The rich aren’t so different than anyone else. They just have better advice. Which is what makes their investing habits worth watching.
Like other Americans, high net-worth investors are feeling upbeat about the economy’s near-term fortunes of late, according to a new survey by the research firm Phoenix Marketing International. Among those with $1 million or more to invest, 53 percent described themselves as mostly or extremely optimistic in their outlook for the next three months—up 12 percentage points from January. The survey reached 1,175 respondents with its online questionnaire in late February and early March.
“It’s not unexpected given the turnaround in equity markets and better news from Europe,” says David Thompson, managing director of Phoenix Affluent Market. But in the five years his firm has been tracking these high rollers, Thompson adds, “it hasn’t jumped like that.”
Since high net worth individuals tend to move quickly on their perceptions of the market, it might be expected that their optimism would have them jumping into equities with both feet. In fact, most wealthy investors and their advisors told Phoenix they were happy to remain on the sidelines. “It’s a little puzzling,” says Thompson. “Investment did spike up toward end of 2011, then fell back.”
While high-earners increased their stock holdings slightly, they favored deposit accounts and retirement funds. Twelve percent of those Phoenix surveyed planned to decrease their stock portfolios, “a relatively high percentage, considering their ebullience,” reads the report.
Historically the investment intentions of the already well-to-do can be taken as a bellwether for the market. They are generally better informed, pay more attention and have the wherewithal to act quickly on their hunches. Their overall optimism has likely contributed to the reduced volatility of the Dow in recent weeks.
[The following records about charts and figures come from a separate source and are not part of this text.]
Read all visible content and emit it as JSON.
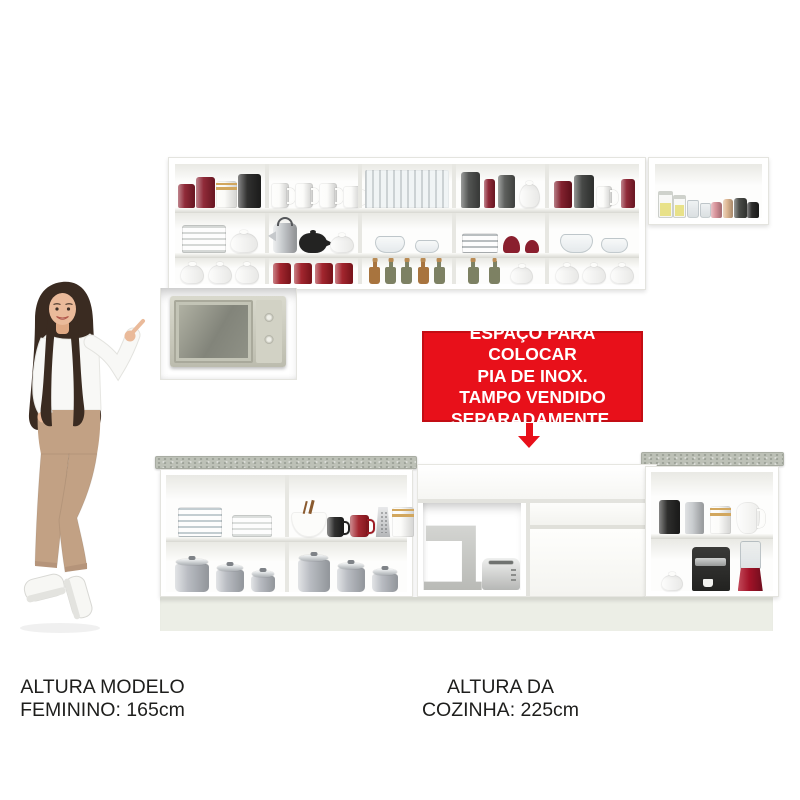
{
  "banner": {
    "line1": "ESPAÇO PARA COLOCAR",
    "line2": "PIA DE INOX.",
    "line3": "TAMPO VENDIDO",
    "line4": "SEPARADAMENTE.",
    "bg": "#e8101a",
    "border": "#c30d14",
    "text_color": "#ffffff",
    "arrow_icon": "arrow-down-icon"
  },
  "captions": {
    "model": {
      "line1": "ALTURA MODELO",
      "line2": "FEMININO: 165cm"
    },
    "kitchen": {
      "line1": "ALTURA DA",
      "line2": "COZINHA: 225cm"
    }
  },
  "palette": {
    "banner_red": "#e8101a",
    "banner_red_dark": "#c30d14",
    "granite": "#bdc1b7",
    "plinth": "#eceee6",
    "cabinet_line": "#e4e4df",
    "caption_text": "#1e1e1c",
    "skin": "#eaba9a",
    "hair": "#3a2b21",
    "pants": "#c2a184",
    "blouse": "#f8f8f6",
    "shoe": "#f7f7f4"
  },
  "upper_main": {
    "rows": [
      {
        "cells": [
          [
            {
              "t": "cyl",
              "c": "#8a1f2e",
              "w": 17,
              "h": 24
            },
            {
              "t": "cyl",
              "c": "#8a1f2e",
              "w": 19,
              "h": 31
            },
            {
              "t": "cylg",
              "c": "#fbfbf8",
              "c2": "#d2a75e",
              "w": 21,
              "h": 27
            },
            {
              "t": "cyl",
              "c": "#262625",
              "w": 23,
              "h": 34
            }
          ],
          [
            {
              "t": "mug",
              "c": "#fcfcfa",
              "w": 18,
              "h": 25
            },
            {
              "t": "mug",
              "c": "#fcfcfa",
              "w": 18,
              "h": 25
            },
            {
              "t": "mug",
              "c": "#fcfcfa",
              "w": 18,
              "h": 25
            },
            {
              "t": "mug",
              "c": "#fcfcfa",
              "w": 18,
              "h": 22
            }
          ],
          [
            {
              "t": "stems",
              "w": 84,
              "h": 38
            }
          ],
          [
            {
              "t": "cyl",
              "c": "#4a4c4a",
              "w": 19,
              "h": 36
            },
            {
              "t": "cyl",
              "c": "#8a1f2e",
              "w": 11,
              "h": 29
            },
            {
              "t": "cyl",
              "c": "#555754",
              "w": 17,
              "h": 33
            },
            {
              "t": "tureen",
              "c": "#fcfcfa",
              "w": 21,
              "h": 24
            }
          ],
          [
            {
              "t": "cyl",
              "c": "#7c1624",
              "w": 18,
              "h": 27
            },
            {
              "t": "cyl",
              "c": "#3d3f3d",
              "w": 20,
              "h": 33
            },
            {
              "t": "mug",
              "c": "#fcfcfa",
              "w": 16,
              "h": 22
            },
            {
              "t": "cyl",
              "c": "#8a1f2e",
              "w": 14,
              "h": 29
            }
          ]
        ]
      },
      {
        "cells": [
          [
            {
              "t": "plates",
              "c": "#d5d8d6",
              "w": 44,
              "h": 28
            },
            {
              "t": "tureen",
              "c": "#fcfcfa",
              "w": 28,
              "h": 20
            }
          ],
          [
            {
              "t": "kettle",
              "c": "#c6c9cc",
              "w": 24,
              "h": 30
            },
            {
              "t": "teapot",
              "c": "#232322",
              "w": 28,
              "h": 20
            },
            {
              "t": "tureen",
              "c": "#fcfcfa",
              "w": 24,
              "h": 17
            }
          ],
          [
            {
              "t": "glassbowl",
              "w": 30,
              "h": 17
            },
            {
              "t": "glassbowl",
              "w": 24,
              "h": 13
            }
          ],
          [
            {
              "t": "plates",
              "c": "#b9bec0",
              "w": 36,
              "h": 20
            },
            {
              "t": "pbowl",
              "c": "#8a1f2e",
              "w": 17,
              "h": 17
            },
            {
              "t": "pbowl",
              "c": "#8a1f2e",
              "w": 14,
              "h": 13
            }
          ],
          [
            {
              "t": "glassbowl",
              "w": 33,
              "h": 19
            },
            {
              "t": "glassbowl",
              "w": 27,
              "h": 15
            }
          ]
        ]
      },
      {
        "cells": [
          [
            {
              "t": "tureen",
              "c": "#fcfcfa",
              "w": 24,
              "h": 19
            },
            {
              "t": "tureen",
              "c": "#fcfcfa",
              "w": 24,
              "h": 19
            },
            {
              "t": "tureen",
              "c": "#fcfcfa",
              "w": 24,
              "h": 19
            }
          ],
          [
            {
              "t": "cyl",
              "c": "#9e1b24",
              "w": 18,
              "h": 21
            },
            {
              "t": "cyl",
              "c": "#9e1b24",
              "w": 18,
              "h": 21
            },
            {
              "t": "cyl",
              "c": "#9e1b24",
              "w": 18,
              "h": 21
            },
            {
              "t": "cyl",
              "c": "#9e1b24",
              "w": 18,
              "h": 21
            }
          ],
          [
            {
              "t": "bottle",
              "c": "#a8743e",
              "w": 11,
              "h": 17
            },
            {
              "t": "bottle",
              "c": "#7d8163",
              "w": 11,
              "h": 17
            },
            {
              "t": "bottle",
              "c": "#7d8163",
              "w": 11,
              "h": 17
            },
            {
              "t": "bottle",
              "c": "#a8743e",
              "w": 11,
              "h": 17
            },
            {
              "t": "bottle",
              "c": "#7d8163",
              "w": 11,
              "h": 17
            }
          ],
          [
            {
              "t": "bottle",
              "c": "#7d8163",
              "w": 11,
              "h": 17
            },
            {
              "t": "bottle",
              "c": "#7d8163",
              "w": 11,
              "h": 17
            },
            {
              "t": "tureen",
              "c": "#fcfcfa",
              "w": 23,
              "h": 17
            }
          ],
          [
            {
              "t": "tureen",
              "c": "#fcfcfa",
              "w": 24,
              "h": 18
            },
            {
              "t": "tureen",
              "c": "#fcfcfa",
              "w": 24,
              "h": 18
            },
            {
              "t": "tureen",
              "c": "#fcfcfa",
              "w": 24,
              "h": 18
            }
          ]
        ]
      }
    ]
  },
  "upper_right": {
    "items": [
      {
        "t": "jar",
        "c": "#e7df7d",
        "w": 15,
        "h": 26
      },
      {
        "t": "jar",
        "c": "#e7df7d",
        "w": 13,
        "h": 22
      },
      {
        "t": "glass",
        "w": 12,
        "h": 18
      },
      {
        "t": "glass",
        "w": 11,
        "h": 15
      },
      {
        "t": "cyl",
        "c": "#d78f97",
        "w": 11,
        "h": 16
      },
      {
        "t": "candle",
        "c": "#ddb58f",
        "w": 10,
        "h": 19
      },
      {
        "t": "cyl",
        "c": "#41433f",
        "w": 13,
        "h": 20
      },
      {
        "t": "cyl",
        "c": "#232322",
        "w": 12,
        "h": 16
      }
    ]
  },
  "lower_left": {
    "rows": [
      {
        "cells": [
          [
            {
              "t": "plates",
              "c": "#c3cdd1",
              "w": 44,
              "h": 30
            },
            {
              "t": "plates",
              "c": "#dcdfdd",
              "w": 40,
              "h": 22
            }
          ],
          [
            {
              "t": "bowlsp",
              "c": "#fcfcfa",
              "c2": "#8a5a2e",
              "w": 36,
              "h": 25
            },
            {
              "t": "mug",
              "c": "#232322",
              "w": 17,
              "h": 20
            },
            {
              "t": "mug",
              "c": "#9e1b24",
              "w": 19,
              "h": 22
            },
            {
              "t": "grater",
              "c": "#cdd0d2",
              "w": 17,
              "h": 30
            },
            {
              "t": "cylg",
              "c": "#fcfcfa",
              "c2": "#d2a75e",
              "w": 22,
              "h": 30
            }
          ]
        ]
      },
      {
        "cells": [
          [
            {
              "t": "pot",
              "c": "#b9bcc2",
              "w": 34,
              "h": 28
            },
            {
              "t": "pot",
              "c": "#b9bcc2",
              "w": 28,
              "h": 22
            },
            {
              "t": "pot",
              "c": "#b9bcc2",
              "w": 24,
              "h": 16
            }
          ],
          [
            {
              "t": "pot",
              "c": "#b9bcc2",
              "w": 32,
              "h": 32
            },
            {
              "t": "pot",
              "c": "#b9bcc2",
              "w": 28,
              "h": 24
            },
            {
              "t": "pot",
              "c": "#b9bcc2",
              "w": 26,
              "h": 18
            }
          ]
        ]
      }
    ]
  },
  "sink_niche": {
    "items": [
      {
        "t": "mixer",
        "c": "#c9cac6",
        "w": 58,
        "h": 70
      },
      {
        "t": "toaster",
        "c": "#d8d9d7",
        "w": 38,
        "h": 32
      }
    ]
  },
  "lower_right": {
    "rows": [
      {
        "cells": [
          [
            {
              "t": "cyl",
              "c": "#232322",
              "w": 21,
              "h": 34
            },
            {
              "t": "cyl",
              "c": "#c6c9cc",
              "w": 19,
              "h": 32
            },
            {
              "t": "cylg",
              "c": "#fcfcfa",
              "c2": "#d2a75e",
              "w": 21,
              "h": 28
            },
            {
              "t": "jug",
              "c": "#fcfcfa",
              "w": 24,
              "h": 32
            }
          ]
        ]
      },
      {
        "cells": [
          [
            {
              "t": "tureen",
              "c": "#fcfcfa",
              "w": 22,
              "h": 16
            },
            {
              "t": "coffee",
              "c": "#2b2b29",
              "w": 38,
              "h": 44
            },
            {
              "t": "blender",
              "c": "#a31328",
              "w": 25,
              "h": 50
            }
          ]
        ]
      }
    ]
  }
}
But they can also act contrary to their view of the economic situation. In May of last year, a similar survey by Phoenix showed that wealthy investors had gloomy view of the economy, yet they continued to put their money in stocks.
The high-netters’ present skittishness may indicate that the market’s recent gains are coming to an end. “They may be getting some advice that we’re seeing the highs right now and we make take a pause,” says Thompson.
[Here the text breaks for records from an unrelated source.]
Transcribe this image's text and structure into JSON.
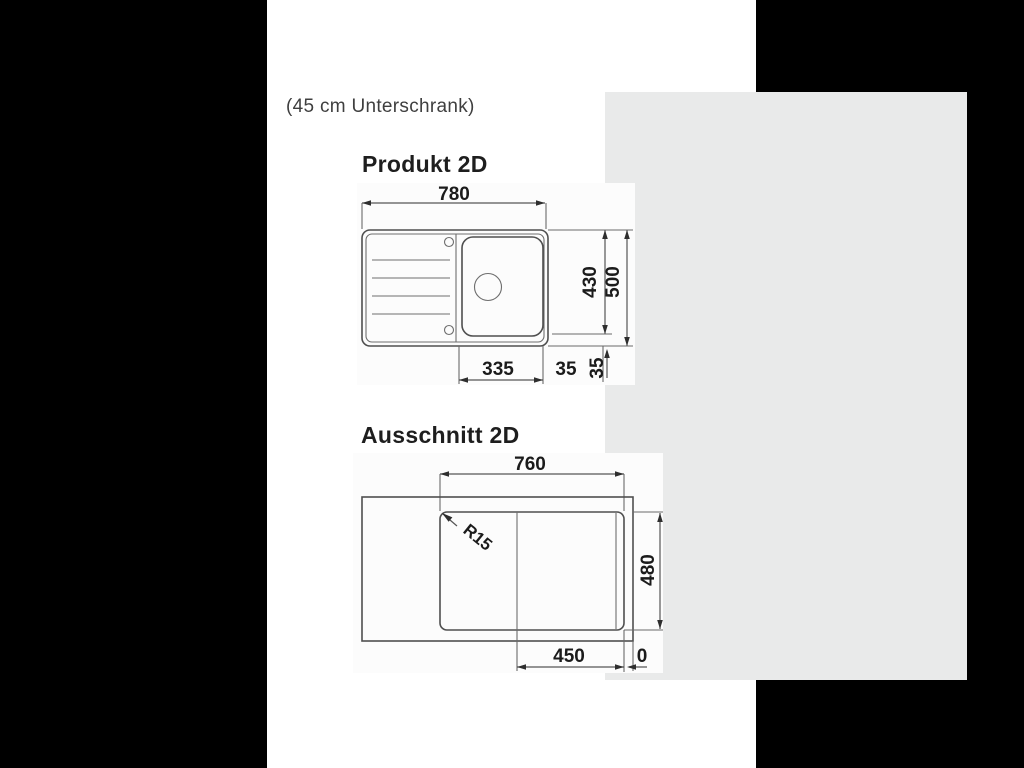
{
  "colors": {
    "page_background": "#000000",
    "sheet_background": "#ffffff",
    "panel_background": "#e9eaea",
    "drawing_line": "#4f4f4f",
    "text": "#1e1e1e"
  },
  "caption": "(45 cm Unterschrank)",
  "produkt": {
    "title": "Produkt 2D",
    "dims": {
      "overall_width": "780",
      "basin_zone_height": "430",
      "overall_depth": "500",
      "basin_offset": "335",
      "gap_horizontal": "35",
      "gap_vertical": "35"
    }
  },
  "ausschnitt": {
    "title": "Ausschnitt 2D",
    "dims": {
      "cutout_width": "760",
      "corner_radius": "R15",
      "cutout_depth": "480",
      "basin_offset": "450",
      "edge_distance": "0"
    }
  }
}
"They may be getting some advice that we’re seeing the highs right now and we make take a pause."
But there may be other factors in what makes millionaires feel good about investing. The recession dealt a blow not only to investors’ confidence in the economy, but in the advice they were getting and the financial products they’d been sold.
“One thing that affects the high net worth outlook is how they feel about financial firms,” says Katharine Wolf, an associate director at Cerulli Associates, a Boston-based group that studies how investors interact with their advisors and helped Phoenix with their survey.
During the downturn, the wealthy sought second opinions or switched investment houses outright. After shopping around, many million-dollar-plus investors have found a level of trust lost over the past few years, and have gained a working familiarity with which products work in the new landscape. “Their satisfaction with their advisors is starting to creep back up,” observes Wolf. “As a reason for the recent optimism, this should not be discounted.”
A honeymoon does not a marriage make, however. The high net crowd may be waiting to see whether their new relationships and new financial instruments yield actual earnings before they commit with serious cash. Until then, as in any marriage, a happy disposition is a good start.